The Margrethe Town

Nyborg Castle was built around 1170. Its placement was strategic and favourable in the kingdom, which at that time including the (now Swedish) provinces of Skåne, Halland and Blekinge, as well as Southern Jutland. Nyborg would, with time, play a decisive role in Danish history. During the reign of Queen Margrethe I, the town achieved its basic form, which along with Christian III's building projects, still characterises the middle of town today.

Margrethe I (1353-1412) was the main force responsible for putting Nyborg on the map in the Middle Ages. After her armies' conquest of King Albrecht of Mecklenburg, she began her extensive building projects at the Funish castle and town. The castle was expanded and construction began on the Church of Our Lady, to celebrate the victory over King Albrecht. Margrethe I also started an impressive water-regulation project, the goal of which was to surround the fortified town with water. This also meant that the town was furnished with a steady supply of fresh water.

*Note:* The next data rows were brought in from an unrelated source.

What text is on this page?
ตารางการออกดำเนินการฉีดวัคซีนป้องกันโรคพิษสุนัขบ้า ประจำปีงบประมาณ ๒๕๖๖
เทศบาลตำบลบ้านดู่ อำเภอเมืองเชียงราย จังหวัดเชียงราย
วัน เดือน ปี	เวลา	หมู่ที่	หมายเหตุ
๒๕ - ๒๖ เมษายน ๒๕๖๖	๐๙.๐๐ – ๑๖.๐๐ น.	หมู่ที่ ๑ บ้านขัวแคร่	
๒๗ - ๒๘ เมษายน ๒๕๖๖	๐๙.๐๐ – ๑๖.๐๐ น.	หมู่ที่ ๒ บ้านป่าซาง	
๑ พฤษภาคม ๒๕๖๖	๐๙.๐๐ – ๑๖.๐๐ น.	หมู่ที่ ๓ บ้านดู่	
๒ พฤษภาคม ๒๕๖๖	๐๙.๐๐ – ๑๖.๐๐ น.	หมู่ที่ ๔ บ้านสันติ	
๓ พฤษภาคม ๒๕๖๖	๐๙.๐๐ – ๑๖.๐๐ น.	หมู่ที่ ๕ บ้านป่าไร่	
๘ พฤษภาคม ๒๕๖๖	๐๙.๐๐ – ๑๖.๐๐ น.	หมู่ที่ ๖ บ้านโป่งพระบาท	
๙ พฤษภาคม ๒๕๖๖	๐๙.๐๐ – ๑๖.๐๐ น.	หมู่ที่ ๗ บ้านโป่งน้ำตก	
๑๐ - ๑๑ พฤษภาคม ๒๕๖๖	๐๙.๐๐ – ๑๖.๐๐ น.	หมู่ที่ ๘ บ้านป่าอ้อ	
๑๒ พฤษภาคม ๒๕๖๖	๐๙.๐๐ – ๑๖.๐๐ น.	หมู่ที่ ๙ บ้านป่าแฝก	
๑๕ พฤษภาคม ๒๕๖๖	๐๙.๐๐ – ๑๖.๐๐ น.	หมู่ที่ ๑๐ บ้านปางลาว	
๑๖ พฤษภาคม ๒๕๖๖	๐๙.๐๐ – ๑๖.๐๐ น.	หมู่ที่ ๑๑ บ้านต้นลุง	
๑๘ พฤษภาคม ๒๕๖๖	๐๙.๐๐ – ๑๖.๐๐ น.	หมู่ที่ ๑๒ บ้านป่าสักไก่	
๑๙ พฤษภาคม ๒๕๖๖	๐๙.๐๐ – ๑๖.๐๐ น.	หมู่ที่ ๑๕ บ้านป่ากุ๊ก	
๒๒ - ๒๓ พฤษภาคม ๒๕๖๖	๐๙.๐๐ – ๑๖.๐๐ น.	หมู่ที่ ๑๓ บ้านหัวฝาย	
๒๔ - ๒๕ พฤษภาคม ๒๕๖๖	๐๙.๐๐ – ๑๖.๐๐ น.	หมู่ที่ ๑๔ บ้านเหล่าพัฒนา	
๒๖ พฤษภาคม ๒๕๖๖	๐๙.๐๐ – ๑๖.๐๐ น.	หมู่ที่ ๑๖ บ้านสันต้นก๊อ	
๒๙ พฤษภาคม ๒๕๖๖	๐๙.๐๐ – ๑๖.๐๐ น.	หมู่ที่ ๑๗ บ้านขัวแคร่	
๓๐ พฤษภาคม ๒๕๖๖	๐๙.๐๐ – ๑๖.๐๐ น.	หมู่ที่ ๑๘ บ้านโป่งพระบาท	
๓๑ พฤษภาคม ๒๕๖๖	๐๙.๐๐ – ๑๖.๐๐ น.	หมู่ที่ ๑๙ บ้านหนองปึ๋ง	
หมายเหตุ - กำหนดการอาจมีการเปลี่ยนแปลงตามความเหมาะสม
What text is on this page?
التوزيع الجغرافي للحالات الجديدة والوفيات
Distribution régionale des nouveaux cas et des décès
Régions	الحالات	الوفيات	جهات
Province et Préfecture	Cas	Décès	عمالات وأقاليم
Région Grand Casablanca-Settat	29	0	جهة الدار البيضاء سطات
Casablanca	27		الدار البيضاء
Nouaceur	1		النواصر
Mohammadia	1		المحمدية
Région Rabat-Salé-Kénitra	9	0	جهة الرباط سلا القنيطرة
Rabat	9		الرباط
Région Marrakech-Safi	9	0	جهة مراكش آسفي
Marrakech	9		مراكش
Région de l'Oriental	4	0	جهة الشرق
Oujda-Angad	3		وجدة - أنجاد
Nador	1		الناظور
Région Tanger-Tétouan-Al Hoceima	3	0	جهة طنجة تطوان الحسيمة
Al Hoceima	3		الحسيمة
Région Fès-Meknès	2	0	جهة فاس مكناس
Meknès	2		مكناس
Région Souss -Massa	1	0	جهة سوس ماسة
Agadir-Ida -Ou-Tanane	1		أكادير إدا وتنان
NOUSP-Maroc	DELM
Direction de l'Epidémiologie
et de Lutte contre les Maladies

It was, without a doubt, a very demanding project. A sluice at Kullerup, 5 km. west of Nyborg, pressed water from the Vindinge River into Hjulby Lake. From here, labourers dug a new river, Barn River, down to the castle, where the water was held behind a dam and then led into new channels around the town walls. The carefully planned town structure can still be seen today; from the air, it is clearly heart-shaped. Nyborg can, with good reason, be called the Heart of the Kingdom of Denmark, not just because of its shape, but also since it is the pulsating point in the country from which the regent and the parliament once ruled the land.

The Danehof
From the 1200's until the 1400's, the Danehof gathered at Nyborg Castle. The Danehof was the parliament of its day; King Valdemar Atterdag (1340-1375) proclaimed in 1354 that the Danehof should meet at Nyborg Castle once a year to discuss the future of the kingdom. In 1377, Queen Margrethe I signed her son, Oluf's, coronation charter at the castle, which again emphasised the role of Nyborg Castle as the seat of the Danehof. In 1380, King Håkon died, and his son Oluf ascended to the Norwegian throne. This meant that his mother, Margrethe I, reigned Denmark and Norway in his name. When Oluf died, 7 years later at age 16, Margrethe I was named as regent over Denmark, Norway and Sweden: the Union of Kalmar took shape.